Assignment 2: Weka Experiment Environment


The Weka Experiment Environment enables the user to create, run, modify, and analyse experiments in a more convenient manner than is possible when processing the schemes individually. For example, a user can create an experiment that runs several schemes against a series of datasets and then analyse the results to determine if one of the schemes is (statistically) better than the other schemes.
To begin the Experiment Environment GUI, start Weka and click on Experimenter in the Weka GUI Chooser window.

Defining an Experiment

When the Experimenter is started, the Setup window (actually a pane) is displayed. Click New to initialize an experiment. This causes default parameters to be defined for the experiment.
To define the dataset to be processed by a scheme, first select “Use relative paths” in the Datasets panel of the Setup window, click New, and then click on “Add new ...” to open a dialog window.
(The arff files can be found in c:\program files\weka-3-x, or download them here
Double click on the “data” folder to view the available datasets or navigate to an alternate location. Select iris.arff and click Open to select the Iris dataset. The dataset name is now displayed in the Datasets panel of the Setup window.
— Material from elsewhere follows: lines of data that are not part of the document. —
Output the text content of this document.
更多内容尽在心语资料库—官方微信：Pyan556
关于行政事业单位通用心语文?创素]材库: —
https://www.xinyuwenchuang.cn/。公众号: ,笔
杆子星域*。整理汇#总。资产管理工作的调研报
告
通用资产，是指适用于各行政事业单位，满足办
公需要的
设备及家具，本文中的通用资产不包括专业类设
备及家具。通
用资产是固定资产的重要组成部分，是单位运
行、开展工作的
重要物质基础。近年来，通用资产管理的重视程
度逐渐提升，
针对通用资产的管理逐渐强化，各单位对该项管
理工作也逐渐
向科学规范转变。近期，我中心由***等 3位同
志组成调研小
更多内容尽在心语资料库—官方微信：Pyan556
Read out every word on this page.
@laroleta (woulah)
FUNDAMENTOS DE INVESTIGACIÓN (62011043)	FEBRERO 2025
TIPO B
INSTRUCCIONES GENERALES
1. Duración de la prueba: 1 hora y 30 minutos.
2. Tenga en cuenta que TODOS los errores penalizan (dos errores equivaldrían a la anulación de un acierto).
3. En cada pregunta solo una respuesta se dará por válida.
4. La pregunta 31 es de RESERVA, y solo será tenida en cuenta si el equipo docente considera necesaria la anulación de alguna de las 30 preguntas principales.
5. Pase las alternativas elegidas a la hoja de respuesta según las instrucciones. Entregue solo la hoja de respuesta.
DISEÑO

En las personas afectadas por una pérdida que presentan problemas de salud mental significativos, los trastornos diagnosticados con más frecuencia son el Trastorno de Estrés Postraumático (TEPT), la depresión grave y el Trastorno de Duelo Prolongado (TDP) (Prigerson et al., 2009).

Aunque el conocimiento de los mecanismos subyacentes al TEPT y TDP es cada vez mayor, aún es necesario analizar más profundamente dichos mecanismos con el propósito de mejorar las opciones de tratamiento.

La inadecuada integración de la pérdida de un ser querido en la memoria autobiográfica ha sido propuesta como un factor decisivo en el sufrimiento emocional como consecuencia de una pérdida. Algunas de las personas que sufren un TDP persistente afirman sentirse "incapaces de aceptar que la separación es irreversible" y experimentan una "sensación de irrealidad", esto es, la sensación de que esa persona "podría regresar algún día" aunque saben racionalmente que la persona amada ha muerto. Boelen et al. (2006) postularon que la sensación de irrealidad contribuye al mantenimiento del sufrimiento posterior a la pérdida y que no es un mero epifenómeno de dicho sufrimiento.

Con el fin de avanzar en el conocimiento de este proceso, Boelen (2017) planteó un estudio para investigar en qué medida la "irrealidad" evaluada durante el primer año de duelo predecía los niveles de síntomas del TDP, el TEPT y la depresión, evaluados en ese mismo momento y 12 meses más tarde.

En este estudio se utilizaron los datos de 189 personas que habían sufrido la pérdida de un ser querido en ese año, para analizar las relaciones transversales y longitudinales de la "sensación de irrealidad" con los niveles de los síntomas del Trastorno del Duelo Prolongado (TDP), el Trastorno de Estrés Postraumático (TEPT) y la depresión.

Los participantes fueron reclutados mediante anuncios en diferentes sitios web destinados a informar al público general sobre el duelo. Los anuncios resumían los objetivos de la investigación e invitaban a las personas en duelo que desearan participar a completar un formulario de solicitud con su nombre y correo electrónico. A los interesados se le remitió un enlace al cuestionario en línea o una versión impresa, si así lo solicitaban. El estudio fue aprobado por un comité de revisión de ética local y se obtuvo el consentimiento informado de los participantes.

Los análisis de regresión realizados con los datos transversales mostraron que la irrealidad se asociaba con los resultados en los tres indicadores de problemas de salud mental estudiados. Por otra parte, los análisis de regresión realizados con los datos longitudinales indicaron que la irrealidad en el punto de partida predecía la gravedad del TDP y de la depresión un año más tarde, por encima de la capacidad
Saving the Results of the Experiment

To identify a file to which the results are to be sent, click on the “CSV file” entry in the Destination panel. Type the name of the output file. (If you save results, do it on your student account (Y:).)

Saving the Experiment Definition

The experiment definition can be saved at any time. Select “Save”. Type the dataset name with the extension “exp” (or select the dataset name if the experiment definition dataset already exists). The experiment can be restored by selecting Open.

Running an Experiment

First select the ZeroR algorithm under Algorithms using “Add new ...”. To run the current experiment, click the Run tab at the top of the Experiment Environment window. Select the experiment type such that the experiment performs 10 randomized train and test runs on the Iris dataset, using 66% of the patterns for training and 34% for testing, and using the ZeroR scheme. Click Start to run the experiment.
If the experiment was defined correctly, 3 messages will be displayed in the Log panel. The results of the experiment are saved in the comma-separated value file you selected earlier. Load it into Excel for analysis.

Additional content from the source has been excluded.